Sunday, 24 October 2010

Tempura Udon

Tempura Udon - Weeknight Dinner

I think I might just have found myself a winner batch of batter! Whoop whoop! A big thank you to the Japanese and their technique of using ice/cold water - I should never have doubted you. I have to say my fritters or should I say tempura was bloody fantastic. Light and crisp ... sigh ....

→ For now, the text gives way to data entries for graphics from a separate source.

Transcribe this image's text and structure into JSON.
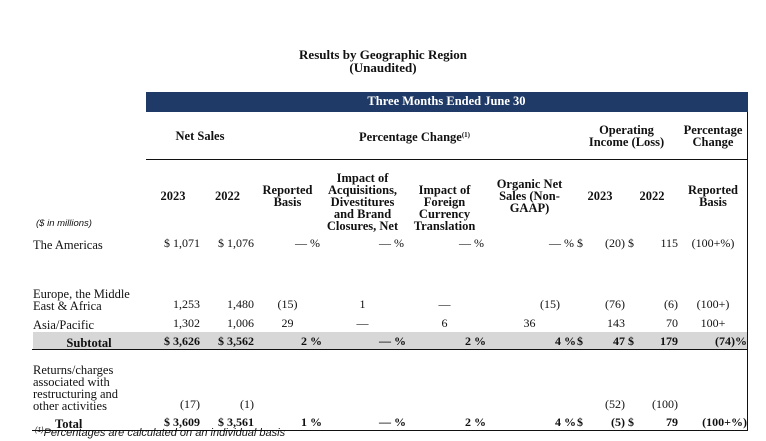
{
  "title": "Results by Geographic Region",
  "subtitle": "(Unaudited)",
  "band_header": "Three Months Ended June 30",
  "group_headers": {
    "net_sales": "Net Sales",
    "pct_change": "Percentage Change",
    "pct_change_note": "(1)",
    "op_income": "Operating Income (Loss)",
    "pct_change2": "Percentage Change"
  },
  "units_label": "($ in millions)",
  "columns": {
    "y2023": "2023",
    "y2022": "2022",
    "reported": "Reported Basis",
    "acq": "Impact of Acquisitions, Divestitures and Brand Closures, Net",
    "fx": "Impact of Foreign Currency Translation",
    "organic": "Organic Net Sales (Non-GAAP)",
    "oi2023": "2023",
    "oi2022": "2022",
    "reported2": "Reported Basis"
  },
  "rows": [
    {
      "label": "The Americas",
      "ns2023": "$ 1,071",
      "ns2022": "$ 1,076",
      "reported": "—",
      "acq": "—",
      "fx": "—",
      "organic": "—",
      "oi2023": "(20)",
      "oi2022": "115",
      "change": "(100+%)"
    },
    {
      "label": "Europe, the Middle East & Africa",
      "ns2023": "1,253",
      "ns2022": "1,480",
      "reported": "(15)",
      "acq": "1",
      "fx": "—",
      "organic": "(15)",
      "oi2023": "(76)",
      "oi2022": "(6)",
      "change": "(100+)"
    },
    {
      "label": "Asia/Pacific",
      "ns2023": "1,302",
      "ns2022": "1,006",
      "reported": "29",
      "acq": "—",
      "fx": "6",
      "organic": "36",
      "oi2023": "143",
      "oi2022": "70",
      "change": "100+"
    }
  ],
  "subtotal": {
    "label": "Subtotal",
    "ns2023": "$ 3,626",
    "ns2022": "$ 3,562",
    "reported": "2",
    "acq": "—",
    "fx": "2",
    "organic": "4",
    "oi2023": "47",
    "oi2022": "179",
    "change": "(74)%"
  },
  "returns": {
    "label": "Returns/charges associated with restructuring and other activities",
    "ns2023": "(17)",
    "ns2022": "(1)",
    "oi2023": "(52)",
    "oi2022": "(100)"
  },
  "total": {
    "label": "Total",
    "ns2023": "$ 3,609",
    "ns2022": "$ 3,561",
    "reported": "1",
    "acq": "—",
    "fx": "2",
    "organic": "4",
    "oi2023": "(5)",
    "oi2022": "79",
    "change": "(100+%)"
  },
  "symbols": {
    "pct": "%",
    "dollar": "$"
  },
  "footnote_marker": "(1)",
  "footnote": "Percentages are calculated on an individual basis"
}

Prawn Tempura - Weeknight Dinner

Prawns - I could only get hold of a packet of pre-cooked teeny weeny prawns so I went with that
1 cup plain flour
1/2 cup corn flour
Pinch of salt
1 1/2 cup cold/ice water
Oil for deep frying
  • Mix the plain and corn flours and the salt in a mixing bowl. Add in the water and mix the batter lightly. You don't want to over mix it and definitely want it a bit lumpy. Tip the prawns into the batter
  • Heat the oil in a deep pan until a breadcrumb sizzles and turns brown when dropped into it.
  • Add a tablespoonful of prawns and batter into the hot oil. Cook the batter in batches of 2-3 fritters per batch for 2-3 minutes each, or until crisp and golden. When cooking in batches, ensure you leave enough space between them to ensure they don't merge into a large fritter.
  • Carefully remove each fritter from the oil and drain on kitchen paper. Serve.
I served my prawn tempura with udon and broccoli.


Rafleesia said...

Oh thanks for this! Been looking for a decent tried n tested batter recipe for ages. Got a non-tempura batter recipe?

Luscious Temptations said...

Do you have access to buttermilk in KL? It's seriously worth getting your hands on - buttermilk fried chicken - OMG!!! CRUNCH CRUNCH CRUNCH!!! Check out Martha Stewert's (I know you lurve her!) recipe -

I didn't use this recipe but something quite similar.